I am sorry for so many work to you and I thank you very much.

Kindly.

I sent you a message with my email address. You can send the logs there.

Thank you for the logs. Unfortunately I don’t see anything obvious in them (we’ll keep looking). Meanwhile, here are two tests to run:

• Disable keyword search and see if it finishes.
• Run on a different data source with the same ingest modules and see if it finishes. If you don’t have another images you can use the Logical Files option to run on a folder on your computer.

Hello Apriestman.

I did the first test : without enabling Keyword search.
And Autopsy finished normaly.

But the results are bad:

• deleted files : only one. None of the many deleted PDF has been found.
• none email (when there are many)
  And, of course, no research on key words.

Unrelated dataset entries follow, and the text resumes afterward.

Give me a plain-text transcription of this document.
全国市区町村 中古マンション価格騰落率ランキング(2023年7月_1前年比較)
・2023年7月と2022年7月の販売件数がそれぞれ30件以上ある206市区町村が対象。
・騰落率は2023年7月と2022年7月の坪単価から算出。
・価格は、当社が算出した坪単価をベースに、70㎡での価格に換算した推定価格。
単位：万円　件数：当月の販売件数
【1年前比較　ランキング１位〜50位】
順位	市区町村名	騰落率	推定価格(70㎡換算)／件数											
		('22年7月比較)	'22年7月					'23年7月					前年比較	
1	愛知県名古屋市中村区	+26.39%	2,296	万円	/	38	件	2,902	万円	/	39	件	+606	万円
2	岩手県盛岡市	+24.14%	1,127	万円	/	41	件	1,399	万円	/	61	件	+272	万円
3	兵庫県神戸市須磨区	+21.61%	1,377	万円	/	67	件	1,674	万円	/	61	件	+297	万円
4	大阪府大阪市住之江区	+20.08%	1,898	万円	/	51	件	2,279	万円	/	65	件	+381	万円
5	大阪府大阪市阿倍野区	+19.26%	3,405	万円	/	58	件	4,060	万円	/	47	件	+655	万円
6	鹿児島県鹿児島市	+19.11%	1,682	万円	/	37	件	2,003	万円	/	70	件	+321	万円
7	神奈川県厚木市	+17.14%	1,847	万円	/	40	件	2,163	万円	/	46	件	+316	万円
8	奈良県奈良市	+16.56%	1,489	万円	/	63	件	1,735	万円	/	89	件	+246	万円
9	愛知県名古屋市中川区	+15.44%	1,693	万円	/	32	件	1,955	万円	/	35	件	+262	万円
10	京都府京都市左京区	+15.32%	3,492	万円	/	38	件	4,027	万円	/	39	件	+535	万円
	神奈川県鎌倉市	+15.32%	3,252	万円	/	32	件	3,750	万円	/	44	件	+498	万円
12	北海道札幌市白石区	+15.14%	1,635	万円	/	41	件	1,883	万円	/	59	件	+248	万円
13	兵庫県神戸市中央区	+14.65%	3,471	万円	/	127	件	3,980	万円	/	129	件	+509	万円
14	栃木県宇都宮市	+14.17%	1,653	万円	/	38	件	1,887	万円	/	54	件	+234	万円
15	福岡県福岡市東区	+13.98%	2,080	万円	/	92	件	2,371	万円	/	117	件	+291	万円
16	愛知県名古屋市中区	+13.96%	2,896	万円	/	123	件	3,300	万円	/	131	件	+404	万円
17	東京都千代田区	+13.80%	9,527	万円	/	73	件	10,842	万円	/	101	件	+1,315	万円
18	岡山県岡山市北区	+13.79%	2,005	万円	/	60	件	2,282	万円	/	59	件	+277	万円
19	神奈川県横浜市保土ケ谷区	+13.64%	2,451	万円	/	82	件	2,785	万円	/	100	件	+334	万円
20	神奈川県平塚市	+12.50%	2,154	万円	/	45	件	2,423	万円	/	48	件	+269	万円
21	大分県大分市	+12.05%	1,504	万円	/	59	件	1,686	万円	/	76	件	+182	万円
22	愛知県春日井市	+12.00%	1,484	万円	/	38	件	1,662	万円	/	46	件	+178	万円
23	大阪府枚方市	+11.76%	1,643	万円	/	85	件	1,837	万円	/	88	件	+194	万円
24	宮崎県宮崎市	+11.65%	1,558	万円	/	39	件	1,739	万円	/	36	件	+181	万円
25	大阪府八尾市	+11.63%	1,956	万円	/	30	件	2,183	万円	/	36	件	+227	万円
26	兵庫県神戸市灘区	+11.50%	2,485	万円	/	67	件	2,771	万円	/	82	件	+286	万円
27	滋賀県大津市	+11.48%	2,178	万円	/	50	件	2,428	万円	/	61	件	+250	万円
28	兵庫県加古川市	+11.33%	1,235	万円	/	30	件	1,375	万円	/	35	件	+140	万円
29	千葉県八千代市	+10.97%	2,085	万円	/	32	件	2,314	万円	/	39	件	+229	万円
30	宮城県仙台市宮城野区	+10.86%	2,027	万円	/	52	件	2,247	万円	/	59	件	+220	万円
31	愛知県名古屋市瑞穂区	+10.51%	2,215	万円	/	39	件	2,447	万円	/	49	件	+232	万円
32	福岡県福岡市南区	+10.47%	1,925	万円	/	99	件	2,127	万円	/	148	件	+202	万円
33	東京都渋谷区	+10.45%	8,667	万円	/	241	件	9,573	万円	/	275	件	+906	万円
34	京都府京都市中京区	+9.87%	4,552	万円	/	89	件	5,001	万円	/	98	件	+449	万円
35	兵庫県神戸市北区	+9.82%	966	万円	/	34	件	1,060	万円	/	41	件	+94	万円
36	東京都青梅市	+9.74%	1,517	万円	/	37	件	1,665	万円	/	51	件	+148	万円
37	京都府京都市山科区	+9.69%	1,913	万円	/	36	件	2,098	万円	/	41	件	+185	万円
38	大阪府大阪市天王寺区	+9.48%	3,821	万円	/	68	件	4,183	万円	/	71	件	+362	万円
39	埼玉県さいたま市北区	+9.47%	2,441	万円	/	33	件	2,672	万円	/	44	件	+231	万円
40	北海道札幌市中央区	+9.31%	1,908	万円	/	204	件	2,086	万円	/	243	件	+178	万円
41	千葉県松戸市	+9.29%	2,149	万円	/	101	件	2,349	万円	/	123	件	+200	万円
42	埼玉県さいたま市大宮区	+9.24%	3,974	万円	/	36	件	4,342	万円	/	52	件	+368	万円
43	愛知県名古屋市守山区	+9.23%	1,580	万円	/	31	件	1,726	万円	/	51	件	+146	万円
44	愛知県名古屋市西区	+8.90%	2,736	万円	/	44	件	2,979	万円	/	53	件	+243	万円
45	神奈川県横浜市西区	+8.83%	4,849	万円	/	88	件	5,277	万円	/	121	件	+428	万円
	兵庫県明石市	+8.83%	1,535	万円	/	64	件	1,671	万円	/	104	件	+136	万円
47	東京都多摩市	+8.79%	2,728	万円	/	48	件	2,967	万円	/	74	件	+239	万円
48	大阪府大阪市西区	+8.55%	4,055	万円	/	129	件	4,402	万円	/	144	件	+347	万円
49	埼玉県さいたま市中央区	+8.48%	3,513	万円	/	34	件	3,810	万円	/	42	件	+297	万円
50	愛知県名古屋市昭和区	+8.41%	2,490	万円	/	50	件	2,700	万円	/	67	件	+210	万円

Why this bad results on deleted files and emails ?

Why this blocking when using the function Keyword Search for ingestion ?

Do you want the log files ?

Thank you in advance for your answers.

Ok I have no idea what would be causing that. You can forward me the logs.

(Attachment autopsy.log.1 is missing)

(Attachment autopsy.log.2 is missing)

(Attachment autopsy.log.3 is missing)

(Attachment messages.log.1 is missing)

(Attachment monitor.log.1 is missing)

I am out of ideas. I don’t see any problems in the logs. And it doesn’t make any sense that deleted files or emails would be dependent on KW search.

Ok, Ann. In spite of this, I thank you again for your search.

I would know what version of autopsy you use. I would test it.

Thank you in advance for this.

Kindly.

I’m a developer so I tend to build my own from the most recent github code but I also test all the released versions. But yes trying older versions is a good idea. Let me know if any help.